Regulatory RNAs have evolved structure for different purposes, with smaller regulatory RNA having conserved structure for their correct processing and larger regulatory RNAs having structure for this as well as other purposes (such as interacting with other biomolecules in the cell). Smaller regulatory RNAs such as miRNA can often be processed from a significantly longer precursor transcript. In order to be loaded into the RISC complex, the precursor transcript is processed via a protein known as DGCR8, which targets stemloop
structures within the miRNA precursor transcript [160]. These stemloop regions are processed and loaded onto RNAi machinery.
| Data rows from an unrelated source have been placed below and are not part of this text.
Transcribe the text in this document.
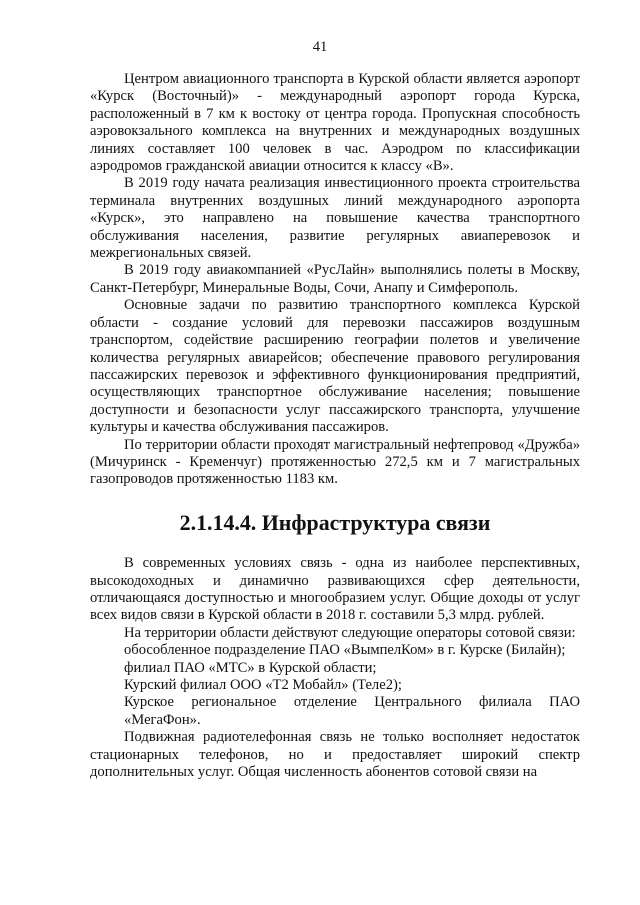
41

Центром авиационного транспорта в Курской области является аэропорт «Курск (Восточный)» - международный аэропорт города Курска, расположенный в 7 км к востоку от центра города. Пропускная способность аэровокзального комплекса на внутренних и международных воздушных линиях составляет 100 человек в час. Аэродром по классификации аэродромов гражданской авиации относится к классу «В».

В 2019 году начата реализация инвестиционного проекта строительства терминала внутренних воздушных линий международного аэропорта «Курск», это направлено на повышение качества транспортного обслуживания населения, развитие регулярных авиаперевозок и межрегиональных связей.

В 2019 году авиакомпанией «РусЛайн» выполнялись полеты в Москву, Санкт-Петербург, Минеральные Воды, Сочи, Анапу и Симферополь.

Основные задачи по развитию транспортного комплекса Курской области - создание условий для перевозки пассажиров воздушным транспортом, содействие расширению географии полетов и увеличение количества регулярных авиарейсов; обеспечение правового регулирования пассажирских перевозок и эффективного функционирования предприятий, осуществляющих транспортное обслуживание населения; повышение доступности и безопасности услуг пассажирского транспорта, улучшение культуры и качества обслуживания пассажиров.

По территории области проходят магистральный нефтепровод «Дружба» (Мичуринск - Кременчуг) протяженностью 272,5 км и 7 магистральных газопроводов протяженностью 1183 км.

2.1.14.4. Инфраструктура связи

В современных условиях связь - одна из наиболее перспективных, высокодоходных и динамично развивающихся сфер деятельности, отличающаяся доступностью и многообразием услуг. Общие доходы от услуг всех видов связи в Курской области в 2018 г. составили 5,3 млрд. рублей.

На территории области действуют следующие операторы сотовой связи:

обособленное подразделение ПАО «ВымпелКом» в г. Курске (Билайн);

филиал ПАО «МТС» в Курской области;

Курский филиал ООО «Т2 Мобайл» (Теле2);

Курское региональное отделение Центрального филиала ПАО «МегаФон».

Подвижная радиотелефонная связь не только восполняет недостаток стационарных телефонов, но и предоставляет широкий спектр дополнительных услуг. Общая численность абонентов сотовой связи на
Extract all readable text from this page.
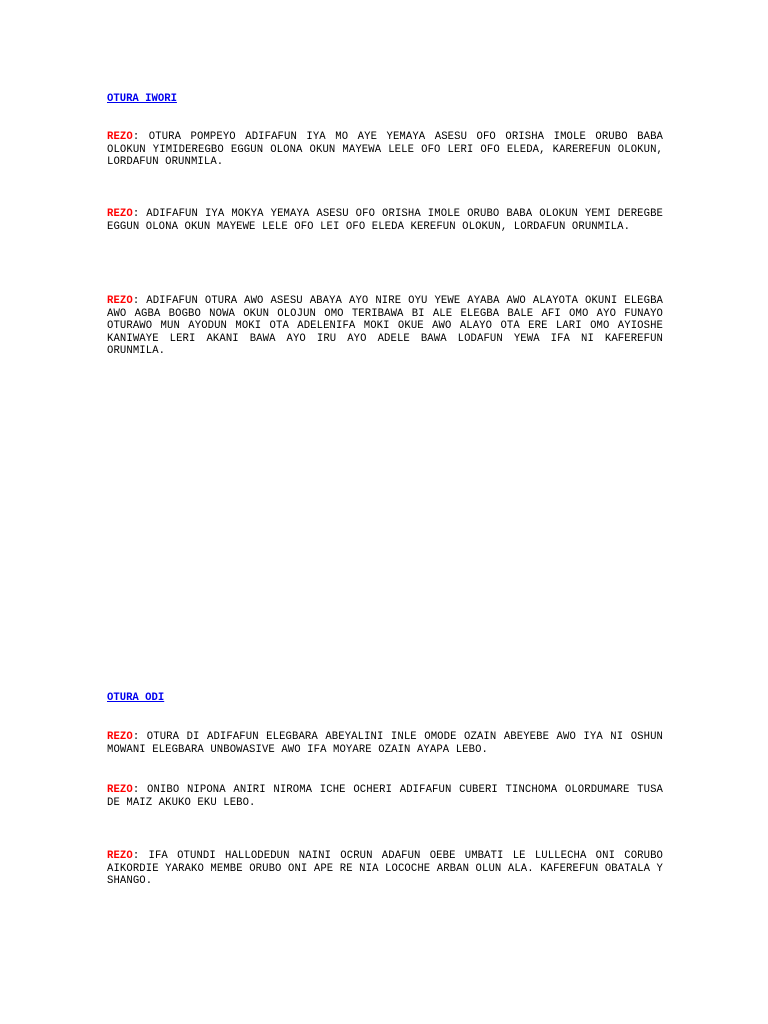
OTURA IWORI

REZO: OTURA POMPEYO ADIFAFUN IYA MO AYE YEMAYA ASESU OFO ORISHA IMOLE ORUBO BABA OLOKUN YIMIDEREGBO EGGUN OLONA OKUN MAYEWA LELE OFO LERI OFO ELEDA, KAREREFUN OLOKUN, LORDAFUN ORUNMILA.

REZO: ADIFAFUN IYA MOKYA YEMAYA ASESU OFO ORISHA IMOLE ORUBO BABA OLOKUN YEMI DEREGBE EGGUN OLONA OKUN MAYEWE LELE OFO LEI OFO ELEDA KEREFUN OLOKUN, LORDAFUN ORUNMILA.

REZO: ADIFAFUN OTURA AWO ASESU ABAYA AYO NIRE OYU YEWE AYABA AWO ALAYOTA OKUNI ELEGBA AWO AGBA BOGBO NOWA OKUN OLOJUN OMO TERIBAWA BI ALE ELEGBA BALE AFI OMO AYO FUNAYO OTURAWO MUN AYODUN MOKI OTA ADELENIFA MOKI OKUE AWO ALAYO OTA ERE LARI OMO AYIOSHE KANIWAYE LERI AKANI BAWA AYO IRU AYO ADELE BAWA LODAFUN YEWA IFA NI KAFEREFUN ORUNMILA.

OTURA ODI

REZO: OTURA DI ADIFAFUN ELEGBARA ABEYALINI INLE OMODE OZAIN ABEYEBE AWO IYA NI OSHUN MOWANI ELEGBARA UNBOWASIVE AWO IFA MOYARE OZAIN AYAPA LEBO.

REZO: ONIBO NIPONA ANIRI NIROMA ICHE OCHERI ADIFAFUN CUBERI TINCHOMA OLORDUMARE TUSA DE MAIZ AKUKO EKU LEBO.

REZO: IFA OTUNDI HALLODEDUN NAINI OCRUN ADAFUN OEBE UMBATI LE LULLECHA ONI CORUBO AIKORDIE YARAKO MEMBE ORUBO ONI APE RE NIA LOCOCHE ARBAN OLUN ALA. KAFEREFUN OBATALA Y SHANGO.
Longer regulatory RNAs have been found to frequently utilize structure for a variety of purposes, including formation of RNPs and the basepairing of other transcripts with single stranded regions. In spite of often poor sequence content lncRNAs have shown evidence of being enriched for structure conservation [161]. Several lncRNAs, such as MALAT1, contain regions of highly conserved structure; the level of knowledge per transcript on what function these structures have varies [162].